Observation of ripples under different angles

TL;DR

This study uses molecular dynamics simulations to analyze how ion beam angles influence ripple formation on silicon surfaces at ultra-low energies, providing atom-level insights that align with experimental results.

Contribution

It offers a detailed atomistic understanding of ripple formation mechanisms across different ion beam angles, filling gaps in existing theories.

Findings

Ripples form at intermediate and high angles, but not at low angles.

Ripple wave vectors align with the ion beam at intermediate angles.

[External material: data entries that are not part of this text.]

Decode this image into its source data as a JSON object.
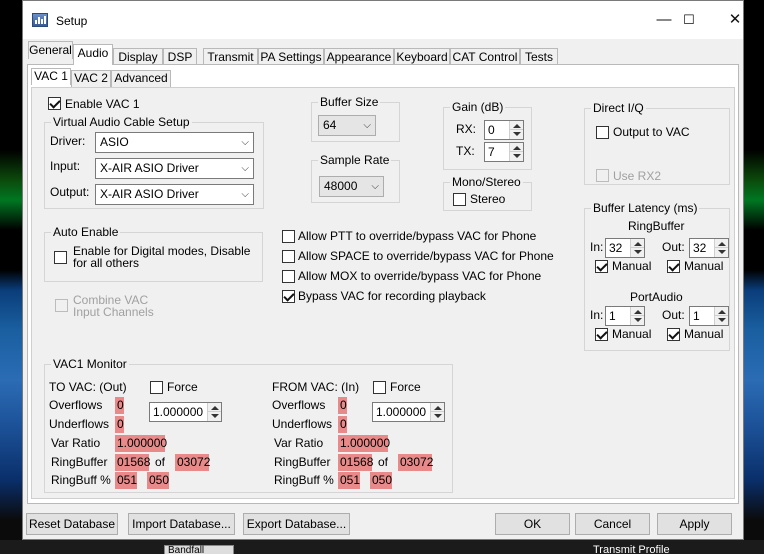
{
  "window": {
    "title": "Setup",
    "minimize": "—",
    "maximize": "☐",
    "close": "✕"
  },
  "tabs": [
    "General",
    "Audio",
    "Display",
    "DSP",
    "Transmit",
    "PA Settings",
    "Appearance",
    "Keyboard",
    "CAT Control",
    "Tests"
  ],
  "active_tab": "Audio",
  "subtabs": [
    "VAC 1",
    "VAC 2",
    "Advanced"
  ],
  "active_subtab": "VAC 1",
  "enable_vac1": {
    "label": "Enable VAC 1",
    "checked": true
  },
  "vac_setup": {
    "title": "Virtual Audio Cable Setup",
    "driver_label": "Driver:",
    "driver_value": "ASIO",
    "input_label": "Input:",
    "input_value": "X-AIR ASIO Driver",
    "output_label": "Output:",
    "output_value": "X-AIR ASIO Driver"
  },
  "buffer_size": {
    "title": "Buffer Size",
    "value": "64"
  },
  "sample_rate": {
    "title": "Sample Rate",
    "value": "48000"
  },
  "gain": {
    "title": "Gain (dB)",
    "rx_label": "RX:",
    "rx_value": "0",
    "tx_label": "TX:",
    "tx_value": "7"
  },
  "mono_stereo": {
    "title": "Mono/Stereo",
    "stereo_label": "Stereo",
    "stereo_checked": false
  },
  "direct_iq": {
    "title": "Direct I/Q",
    "output_label": "Output to VAC",
    "use_rx2_label": "Use RX2"
  },
  "auto_enable": {
    "title": "Auto Enable",
    "label_line1": "Enable for Digital modes, Disable",
    "label_line2": "for all others"
  },
  "combine_vac": {
    "line1": "Combine VAC",
    "line2": "Input Channels"
  },
  "options": [
    {
      "label": "Allow PTT to override/bypass VAC for Phone",
      "checked": false
    },
    {
      "label": "Allow SPACE to override/bypass VAC for Phone",
      "checked": false
    },
    {
      "label": "Allow MOX to override/bypass VAC for Phone",
      "checked": false
    },
    {
      "label": "Bypass VAC for recording playback",
      "checked": true
    }
  ],
  "latency": {
    "title": "Buffer Latency (ms)",
    "ringbuffer_title": "RingBuffer",
    "rb_in_label": "In:",
    "rb_in_value": "32",
    "rb_out_label": "Out:",
    "rb_out_value": "32",
    "manual_label": "Manual",
    "portaudio_title": "PortAudio",
    "pa_in_label": "In:",
    "pa_in_value": "1",
    "pa_out_label": "Out:",
    "pa_out_value": "1"
  },
  "monitor": {
    "title": "VAC1 Monitor",
    "to_vac": {
      "title": "TO VAC: (Out)",
      "force_label": "Force",
      "force_value": "1.000000",
      "overflows_label": "Overflows",
      "overflows": "0",
      "underflows_label": "Underflows",
      "underflows": "0",
      "var_ratio_label": "Var Ratio",
      "var_ratio": "1.000000",
      "ringbuffer_label": "RingBuffer",
      "rb_a": "01568",
      "of": "of",
      "rb_b": "03072",
      "ringbuff_pct_label": "RingBuff %",
      "pct_a": "051",
      "pct_b": "050"
    },
    "from_vac": {
      "title": "FROM VAC: (In)",
      "force_label": "Force",
      "force_value": "1.000000",
      "overflows_label": "Overflows",
      "overflows": "0",
      "underflows_label": "Underflows",
      "underflows": "0",
      "var_ratio_label": "Var Ratio",
      "var_ratio": "1.000000",
      "ringbuffer_label": "RingBuffer",
      "rb_a": "01568",
      "of": "of",
      "rb_b": "03072",
      "ringbuff_pct_label": "RingBuff %",
      "pct_a": "051",
      "pct_b": "050"
    }
  },
  "buttons": {
    "reset": "Reset Database",
    "import": "Import Database...",
    "export": "Export Database...",
    "ok": "OK",
    "cancel": "Cancel",
    "apply": "Apply"
  },
  "background": {
    "transmit_profile": "Transmit Profile",
    "combo": "Bandfall"
  },
  "colors": {
    "monitor_value_bg": "#e88a8a",
    "accent": "#0078d7"
  }
}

Simulation results agree with experimental observations.

Abstract

The off-normal ion irradiation of semiconductor materials is seen to induce nanopatterning effects. Different theories are proposed to explain the mechanisms that drive self-reorganization of amorphisable surfaces. One of the prominent hypothesis associates formation of nanopatterning with the changes of sputtering characteristics caused by changes in surface morphology. At ultra-low energy, when sputtering is negligible, the Si surface has still been seen to re-organize forming surface ripples with the wave vector either aligned with the ion beam direction or perpendicular to it.In this work, we investigate the formation of ripples using molecular dynamics in all the three regimes of ripple formation: low angles where no ripples form, intermediate regime where the ripple wave vectors are parallel to the beam, and high angles where they are perpendicular to it. We obtain atom-level insight on how the ion-beam driven atomic dynamics at the surface contributes to organization, or lack of it, in all the different regimes. Results of our simulations agree well with experimental observations in the same range of ultra-low energy of ion irradiation.